Votre œuvre, et celle des Français de France, ce sont deux œuvres conjuguées. Ce sont deux œuvres liées, ce sont des œuvres qui procèdent de la même inspiration, ce sont des œuvres françaises. N’ayons pas peur de le voir, de le dire et de le faire. Cela implique, c’est évident que nous resserrions beaucoup plus directement nos rapports physiques et nos rapports moraux; que nous nous rapprochions à tous les égards par des échanges intellectuels, spirituels, scolaires, littéraires, artistiques, professionnels, touristiques, familiaux. Cela doit être organisé, développé. Nous avons commencé sur la base d’accords signés entre le gouvernement de ce Québec et le gouvernement de la France. Nous devons le poursuivre et le développer. Et quant au reste, tout ce qui grouille, grenouille, scribouille, n’a pas de conséquence historique dans ces grandes circonstances, pas plus qu’il n’en eut jamais dans d’autres.

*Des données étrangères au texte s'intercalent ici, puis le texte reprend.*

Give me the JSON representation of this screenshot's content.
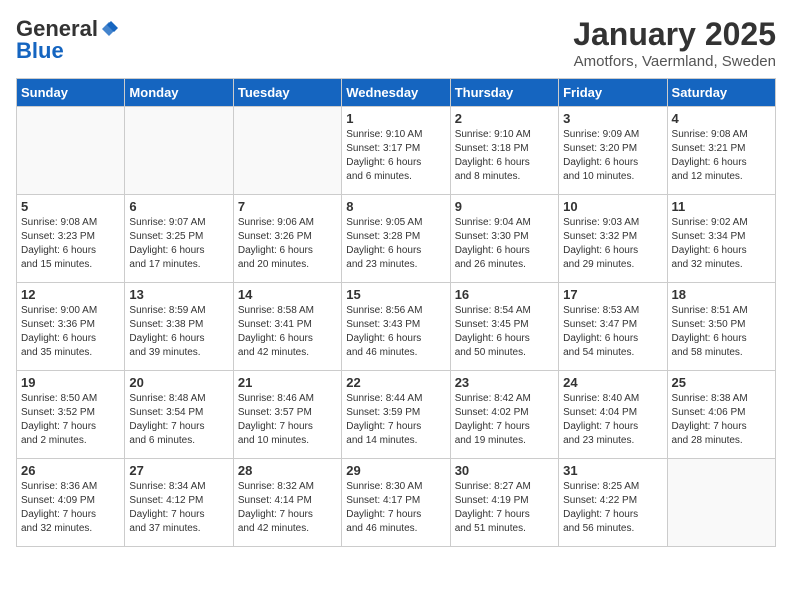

Par conséquent, nos vœux sont avec vous en partant, aussi ardents que jamais, mais beaucoup plus précis, explicites, et je voudrais que, quand je vous aurai quittés, avec ceux qui m’accompagnent, vous ayez gardé l’idée que la présence pour quelques jours du général de Gaulle dans ce Québec en pleine évolution, ce Québec qui se prend, ce Québec qui se décide, ce Québec qui devient maître de lui, mon voyage, dis-je, aura pu contribuer à votre élan. C’est tout naturel, pour toutes les raisons que j’ai dites, et qu’avant moi Monsieur le Maire a dites si noblement.

En saluant Monsieur le Premier ministre et son gouvernement qui m’ont invité dans le Québec, et grâce auxquels j’ai fait ce voyage magnifique et qui, pour le monde entier, aura la plus grande portée, en saluant Son Éminence le Cardinal qui, dans tout ce qu’il a voulu faire, l’a fait à notre égard d’une manière inoubliable, je lève mon verre en l’honneur de Monsieur le Maire Drapeau, je lève mon verre en l’honneur de sa ville, pour la remercier, eh! bien, c’est à lui que je m’adresse, non seulement pour ce qu’il a dit sur l’ensemble de notre situation, mais pour ce qui s’est passé à Montréal et pour ce qui s’y passe sous sa direction.

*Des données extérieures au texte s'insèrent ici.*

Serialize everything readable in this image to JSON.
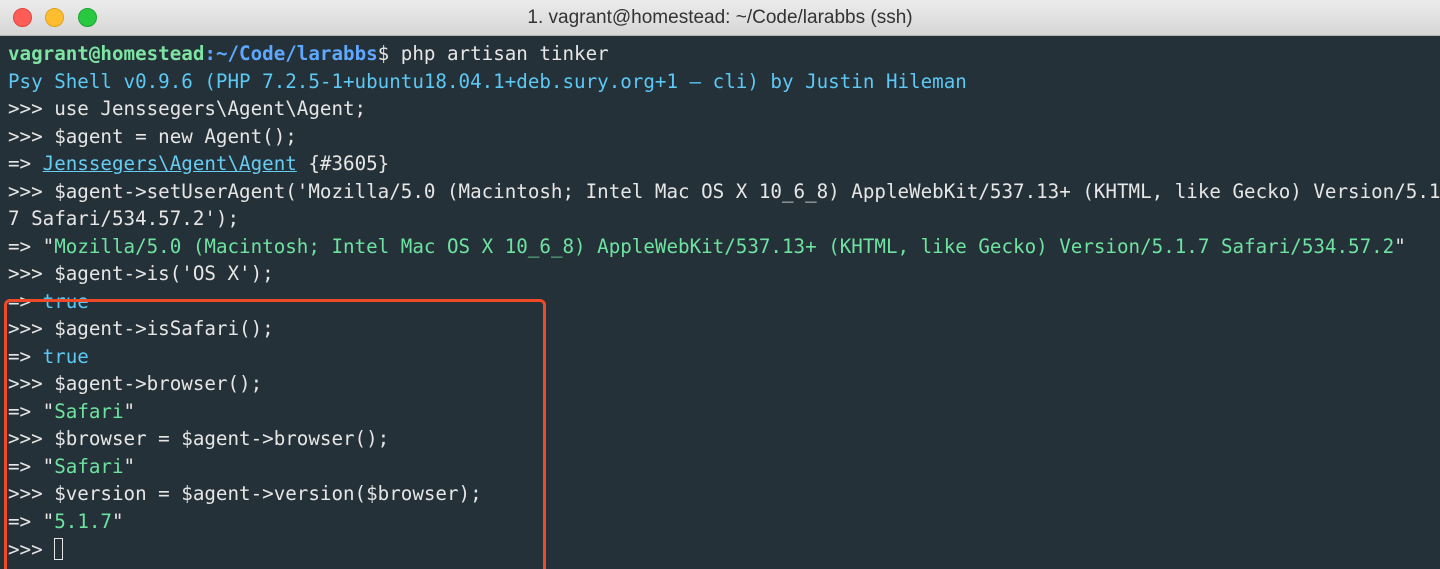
{
  "window": {
    "title": "1. vagrant@homestead: ~/Code/larabbs (ssh)"
  },
  "terminal": {
    "prompt_user": "vagrant@homestead",
    "prompt_path": ":~/Code/larabbs",
    "prompt_symbol": "$ ",
    "command": "php artisan tinker",
    "psy_banner": "Psy Shell v0.9.6 (PHP 7.2.5-1+ubuntu18.04.1+deb.sury.org+1 — cli) by Justin Hileman",
    "line_use": ">>> use Jenssegers\\Agent\\Agent;",
    "line_new": ">>> $agent = new Agent();",
    "out_arrow": "=> ",
    "out_class": "Jenssegers\\Agent\\Agent",
    "out_class_id": " {#3605}",
    "line_setua_1": ">>> $agent->setUserAgent('Mozilla/5.0 (Macintosh; Intel Mac OS X 10_6_8) AppleWebKit/537.13+ (KHTML, like Gecko) Version/5.1.",
    "line_setua_2": "7 Safari/534.57.2');",
    "out_ua_quote_open": "\"",
    "out_ua": "Mozilla/5.0 (Macintosh; Intel Mac OS X 10_6_8) AppleWebKit/537.13+ (KHTML, like Gecko) Version/5.1.7 Safari/534.57.2",
    "out_ua_quote_close": "\"",
    "line_is": ">>> $agent->is('OS X');",
    "out_true_1": "true",
    "line_issafari": ">>> $agent->isSafari();",
    "out_true_2": "true",
    "line_browser": ">>> $agent->browser();",
    "out_safari_1": "Safari",
    "line_browser_var": ">>> $browser = $agent->browser();",
    "out_safari_2": "Safari",
    "line_version": ">>> $version = $agent->version($browser);",
    "out_version": "5.1.7",
    "final_prompt": ">>> "
  },
  "colors": {
    "background": "#253139",
    "highlight_border": "#ef4a27"
  }
}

Parmi les millions, les millions de visiteurs que l’univers envoie en ce moment même vers Montréal qui donc pourrait ignorer quelle part est la sienne dans l’immense essor de la cité, grâce à l’exceptionnelle valeur et à l’ardeur sans limite qu’il apporte à la servir. Je lève mon verre en l’honneur de Monsieur le Maire Drapeau, en l’honneur de madame Drapeau à qui nous sommes très reconnaissants de ses gracieuses attentions; en l’honneur de Montréal, de la ville de Montréal, aujourd’hui plus chère à la France qu’elle ne l’a jamais été.

Source : Renée Lescop, Le pari québécois du général de Gaulle, Montréal, Boréal Express, 1981, pp. 170-173.